Until he himself becomes invisible, Lucius serves as seeing-eye dog to a blind man, a hard-working World War II vet from Harlem who gets duped out of his money by Lil’ Eva and Uncle Sam himself. His is one of the odd voices we don’t get often—and we know why. He can’t see anyone about his problem, he has no voice, and drops out of the novel. The really odd voice, however, becomes the duplicitous Lil’ Eva. We share Lucius’s contempt for her in solidarity with the blind man, but at the end even Lil’ Eva becomes pitiable, as, doped up and desperate for another shot, she futilely insists that she (a snake) is not a dog. Her final scene ends with Lucius, and the reader, feeling neither pity nor gladness. “It was a mess no matter which way you looked at it,” Lucius says.

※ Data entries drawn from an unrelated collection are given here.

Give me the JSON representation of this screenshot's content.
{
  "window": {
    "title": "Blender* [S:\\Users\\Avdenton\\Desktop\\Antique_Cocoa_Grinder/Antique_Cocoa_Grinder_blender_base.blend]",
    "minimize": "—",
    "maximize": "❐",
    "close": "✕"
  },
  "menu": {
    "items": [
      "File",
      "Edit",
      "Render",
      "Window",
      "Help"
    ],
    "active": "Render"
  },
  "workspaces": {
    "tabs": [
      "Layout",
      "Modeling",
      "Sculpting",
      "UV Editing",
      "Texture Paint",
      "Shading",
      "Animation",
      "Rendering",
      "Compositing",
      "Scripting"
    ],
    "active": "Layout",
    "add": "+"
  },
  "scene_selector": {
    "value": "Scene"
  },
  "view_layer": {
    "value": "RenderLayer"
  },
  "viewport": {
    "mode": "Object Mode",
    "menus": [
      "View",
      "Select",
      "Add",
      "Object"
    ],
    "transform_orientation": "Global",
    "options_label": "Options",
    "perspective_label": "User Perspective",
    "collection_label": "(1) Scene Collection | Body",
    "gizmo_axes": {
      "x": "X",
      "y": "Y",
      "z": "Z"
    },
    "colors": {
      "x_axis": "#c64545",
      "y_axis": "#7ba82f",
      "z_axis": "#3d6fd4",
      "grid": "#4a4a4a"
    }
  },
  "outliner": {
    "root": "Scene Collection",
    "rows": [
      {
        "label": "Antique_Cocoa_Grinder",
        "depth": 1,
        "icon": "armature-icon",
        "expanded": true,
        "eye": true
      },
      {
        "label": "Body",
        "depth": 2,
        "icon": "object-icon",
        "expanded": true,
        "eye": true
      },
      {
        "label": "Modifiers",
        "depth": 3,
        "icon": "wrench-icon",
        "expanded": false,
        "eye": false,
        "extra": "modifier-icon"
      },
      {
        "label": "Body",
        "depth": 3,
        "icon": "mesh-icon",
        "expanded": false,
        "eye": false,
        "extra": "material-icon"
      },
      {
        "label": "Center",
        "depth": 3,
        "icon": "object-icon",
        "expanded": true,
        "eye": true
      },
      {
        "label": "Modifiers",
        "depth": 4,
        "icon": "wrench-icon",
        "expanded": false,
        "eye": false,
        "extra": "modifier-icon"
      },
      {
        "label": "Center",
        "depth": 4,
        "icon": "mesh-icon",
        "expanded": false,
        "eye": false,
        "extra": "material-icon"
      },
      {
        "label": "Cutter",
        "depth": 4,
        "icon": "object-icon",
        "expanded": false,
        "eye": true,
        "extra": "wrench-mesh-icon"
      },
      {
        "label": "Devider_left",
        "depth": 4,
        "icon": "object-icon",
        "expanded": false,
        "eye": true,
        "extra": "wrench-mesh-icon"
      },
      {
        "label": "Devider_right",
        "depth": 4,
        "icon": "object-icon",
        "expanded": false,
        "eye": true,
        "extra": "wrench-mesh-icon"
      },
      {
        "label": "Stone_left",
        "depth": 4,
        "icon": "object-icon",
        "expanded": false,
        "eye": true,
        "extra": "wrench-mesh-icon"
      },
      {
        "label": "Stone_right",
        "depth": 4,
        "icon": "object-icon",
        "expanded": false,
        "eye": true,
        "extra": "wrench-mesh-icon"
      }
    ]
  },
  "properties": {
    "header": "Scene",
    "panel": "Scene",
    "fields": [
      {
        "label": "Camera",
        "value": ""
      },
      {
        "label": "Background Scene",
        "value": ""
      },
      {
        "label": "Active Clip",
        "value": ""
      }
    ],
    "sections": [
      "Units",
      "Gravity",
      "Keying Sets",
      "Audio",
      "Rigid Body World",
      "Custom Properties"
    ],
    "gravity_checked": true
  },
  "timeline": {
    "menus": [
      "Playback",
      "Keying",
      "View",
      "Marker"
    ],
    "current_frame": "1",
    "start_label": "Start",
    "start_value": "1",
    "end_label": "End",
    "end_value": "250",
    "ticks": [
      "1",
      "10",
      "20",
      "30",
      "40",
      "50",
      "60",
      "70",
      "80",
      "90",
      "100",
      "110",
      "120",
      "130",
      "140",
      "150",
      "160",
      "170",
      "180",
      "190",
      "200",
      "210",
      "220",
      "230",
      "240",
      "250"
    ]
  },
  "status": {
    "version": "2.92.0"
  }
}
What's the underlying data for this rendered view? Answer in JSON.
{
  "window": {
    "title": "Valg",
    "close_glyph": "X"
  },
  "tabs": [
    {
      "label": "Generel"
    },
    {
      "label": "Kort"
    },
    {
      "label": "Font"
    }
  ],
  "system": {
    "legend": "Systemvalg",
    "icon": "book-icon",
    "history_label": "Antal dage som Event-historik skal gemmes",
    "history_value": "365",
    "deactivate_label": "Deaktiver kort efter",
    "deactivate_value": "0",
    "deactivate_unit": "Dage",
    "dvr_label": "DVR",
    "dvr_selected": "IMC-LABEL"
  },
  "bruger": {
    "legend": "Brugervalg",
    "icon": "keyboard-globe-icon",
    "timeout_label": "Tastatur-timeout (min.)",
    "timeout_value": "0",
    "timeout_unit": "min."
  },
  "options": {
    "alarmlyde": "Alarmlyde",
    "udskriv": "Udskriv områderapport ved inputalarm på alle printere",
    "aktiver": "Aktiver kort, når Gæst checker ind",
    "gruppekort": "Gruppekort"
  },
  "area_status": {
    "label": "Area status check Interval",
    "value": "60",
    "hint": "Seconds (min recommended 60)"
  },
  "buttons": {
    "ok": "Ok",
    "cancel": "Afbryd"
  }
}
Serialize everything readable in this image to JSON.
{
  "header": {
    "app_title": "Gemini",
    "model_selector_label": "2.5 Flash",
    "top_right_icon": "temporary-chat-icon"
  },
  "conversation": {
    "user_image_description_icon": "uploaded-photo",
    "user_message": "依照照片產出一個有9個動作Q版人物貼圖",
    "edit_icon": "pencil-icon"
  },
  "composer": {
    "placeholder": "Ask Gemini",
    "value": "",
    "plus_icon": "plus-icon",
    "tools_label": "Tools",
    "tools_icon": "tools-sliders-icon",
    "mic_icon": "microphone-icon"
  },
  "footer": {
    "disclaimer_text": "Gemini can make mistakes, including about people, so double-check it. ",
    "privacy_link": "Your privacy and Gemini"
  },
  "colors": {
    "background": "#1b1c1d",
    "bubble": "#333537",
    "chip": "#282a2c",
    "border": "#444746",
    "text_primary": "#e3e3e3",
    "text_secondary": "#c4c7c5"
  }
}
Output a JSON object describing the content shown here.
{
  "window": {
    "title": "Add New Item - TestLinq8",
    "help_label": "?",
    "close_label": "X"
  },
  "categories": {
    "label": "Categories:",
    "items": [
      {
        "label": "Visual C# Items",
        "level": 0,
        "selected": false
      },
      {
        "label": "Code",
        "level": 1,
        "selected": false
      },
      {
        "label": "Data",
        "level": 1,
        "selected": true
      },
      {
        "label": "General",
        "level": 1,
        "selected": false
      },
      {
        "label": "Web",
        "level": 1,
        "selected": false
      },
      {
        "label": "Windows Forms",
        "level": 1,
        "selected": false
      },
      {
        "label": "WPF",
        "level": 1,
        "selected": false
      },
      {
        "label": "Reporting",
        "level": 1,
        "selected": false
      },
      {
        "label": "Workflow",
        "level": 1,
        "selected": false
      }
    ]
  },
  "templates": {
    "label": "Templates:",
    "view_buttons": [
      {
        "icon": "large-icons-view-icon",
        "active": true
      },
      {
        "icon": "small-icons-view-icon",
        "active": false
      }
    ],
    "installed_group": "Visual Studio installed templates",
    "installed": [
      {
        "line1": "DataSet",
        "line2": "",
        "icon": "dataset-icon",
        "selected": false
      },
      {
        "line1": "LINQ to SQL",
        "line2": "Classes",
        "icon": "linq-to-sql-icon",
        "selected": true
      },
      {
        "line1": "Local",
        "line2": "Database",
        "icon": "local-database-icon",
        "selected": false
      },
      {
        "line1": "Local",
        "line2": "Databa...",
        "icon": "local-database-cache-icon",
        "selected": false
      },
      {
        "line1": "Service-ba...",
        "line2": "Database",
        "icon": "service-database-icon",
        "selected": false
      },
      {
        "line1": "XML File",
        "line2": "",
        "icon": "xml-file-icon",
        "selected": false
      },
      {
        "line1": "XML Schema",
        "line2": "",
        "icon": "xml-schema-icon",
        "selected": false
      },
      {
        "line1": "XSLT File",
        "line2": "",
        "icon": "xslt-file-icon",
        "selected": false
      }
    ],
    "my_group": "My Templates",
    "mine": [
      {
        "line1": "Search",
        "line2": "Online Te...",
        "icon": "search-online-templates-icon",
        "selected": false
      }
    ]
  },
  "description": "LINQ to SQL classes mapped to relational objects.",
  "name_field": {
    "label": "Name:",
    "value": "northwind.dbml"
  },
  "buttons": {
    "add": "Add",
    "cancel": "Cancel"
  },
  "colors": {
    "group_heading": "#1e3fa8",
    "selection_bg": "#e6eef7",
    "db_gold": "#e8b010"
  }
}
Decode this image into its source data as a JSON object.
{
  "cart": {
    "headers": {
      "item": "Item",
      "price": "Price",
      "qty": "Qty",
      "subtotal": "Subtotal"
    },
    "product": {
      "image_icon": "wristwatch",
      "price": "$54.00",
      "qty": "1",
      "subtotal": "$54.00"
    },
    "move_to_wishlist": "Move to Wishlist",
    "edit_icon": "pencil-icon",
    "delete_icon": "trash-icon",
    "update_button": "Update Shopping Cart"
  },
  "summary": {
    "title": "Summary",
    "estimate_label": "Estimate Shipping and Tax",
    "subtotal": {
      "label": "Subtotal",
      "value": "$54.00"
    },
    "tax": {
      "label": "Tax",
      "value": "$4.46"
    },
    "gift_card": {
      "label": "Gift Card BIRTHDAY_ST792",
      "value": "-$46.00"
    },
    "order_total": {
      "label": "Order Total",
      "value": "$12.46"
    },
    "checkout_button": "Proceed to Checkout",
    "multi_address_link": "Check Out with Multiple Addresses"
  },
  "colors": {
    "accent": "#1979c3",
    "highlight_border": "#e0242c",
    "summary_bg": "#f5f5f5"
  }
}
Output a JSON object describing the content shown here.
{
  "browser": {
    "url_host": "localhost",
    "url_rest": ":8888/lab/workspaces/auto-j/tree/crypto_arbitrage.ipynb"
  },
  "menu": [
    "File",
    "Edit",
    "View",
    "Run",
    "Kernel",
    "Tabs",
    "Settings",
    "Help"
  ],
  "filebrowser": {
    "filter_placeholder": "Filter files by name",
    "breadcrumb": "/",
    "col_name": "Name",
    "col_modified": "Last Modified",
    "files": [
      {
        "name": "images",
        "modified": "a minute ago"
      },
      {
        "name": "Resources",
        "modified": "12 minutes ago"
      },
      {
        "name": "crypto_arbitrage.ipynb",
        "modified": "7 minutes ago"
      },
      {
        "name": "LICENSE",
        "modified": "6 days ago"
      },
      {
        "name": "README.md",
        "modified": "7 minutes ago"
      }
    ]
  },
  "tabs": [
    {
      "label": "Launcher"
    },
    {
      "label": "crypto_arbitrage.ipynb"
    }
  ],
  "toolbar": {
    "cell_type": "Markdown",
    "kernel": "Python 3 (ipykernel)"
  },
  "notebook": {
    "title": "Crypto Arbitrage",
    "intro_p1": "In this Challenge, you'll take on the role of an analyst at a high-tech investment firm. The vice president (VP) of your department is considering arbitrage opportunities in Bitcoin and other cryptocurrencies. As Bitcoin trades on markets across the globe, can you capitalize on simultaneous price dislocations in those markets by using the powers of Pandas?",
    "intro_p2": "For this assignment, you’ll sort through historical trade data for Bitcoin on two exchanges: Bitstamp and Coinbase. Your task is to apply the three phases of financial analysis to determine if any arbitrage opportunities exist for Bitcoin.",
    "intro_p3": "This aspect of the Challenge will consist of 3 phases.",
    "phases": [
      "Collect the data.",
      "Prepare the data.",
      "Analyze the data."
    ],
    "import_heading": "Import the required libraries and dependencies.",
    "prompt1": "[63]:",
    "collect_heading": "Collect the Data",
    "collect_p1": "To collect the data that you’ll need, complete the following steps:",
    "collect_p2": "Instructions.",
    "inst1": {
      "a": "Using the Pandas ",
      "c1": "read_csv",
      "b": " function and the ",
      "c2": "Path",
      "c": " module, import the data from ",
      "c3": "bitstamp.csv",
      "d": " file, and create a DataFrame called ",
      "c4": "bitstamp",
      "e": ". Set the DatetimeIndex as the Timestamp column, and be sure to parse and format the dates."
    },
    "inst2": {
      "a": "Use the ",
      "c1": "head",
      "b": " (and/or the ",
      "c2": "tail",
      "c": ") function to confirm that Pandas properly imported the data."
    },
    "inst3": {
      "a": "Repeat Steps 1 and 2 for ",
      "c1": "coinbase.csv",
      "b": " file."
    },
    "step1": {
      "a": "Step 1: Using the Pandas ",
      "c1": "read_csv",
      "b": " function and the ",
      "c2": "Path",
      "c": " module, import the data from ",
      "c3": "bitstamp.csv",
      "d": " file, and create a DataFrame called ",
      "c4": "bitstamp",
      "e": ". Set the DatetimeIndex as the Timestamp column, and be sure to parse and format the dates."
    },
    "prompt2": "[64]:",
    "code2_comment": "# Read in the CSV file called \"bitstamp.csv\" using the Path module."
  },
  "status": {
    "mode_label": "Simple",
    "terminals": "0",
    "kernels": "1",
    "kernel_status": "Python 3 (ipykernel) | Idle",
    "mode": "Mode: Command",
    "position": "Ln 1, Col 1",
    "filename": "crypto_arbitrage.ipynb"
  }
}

But what’s so pleasurable about the mess? Like the pun, it doesn’t matter which way you look at it, meaning you’re at the seams. Barthes says that the pleasure is in the seams, and the ass is an anatomical seam. Bakhtin calls it “the face turned inside out.” We don’t get any big revelations, any huge unmasking—not of Uncle Sam, not of James Moody, not of Lucius. The pleasure we get is an ass’s pleasure. Messy no matter which way you look at it. But the point is that you saw it. You’ve seen the ass in the face, and boy, what a tale!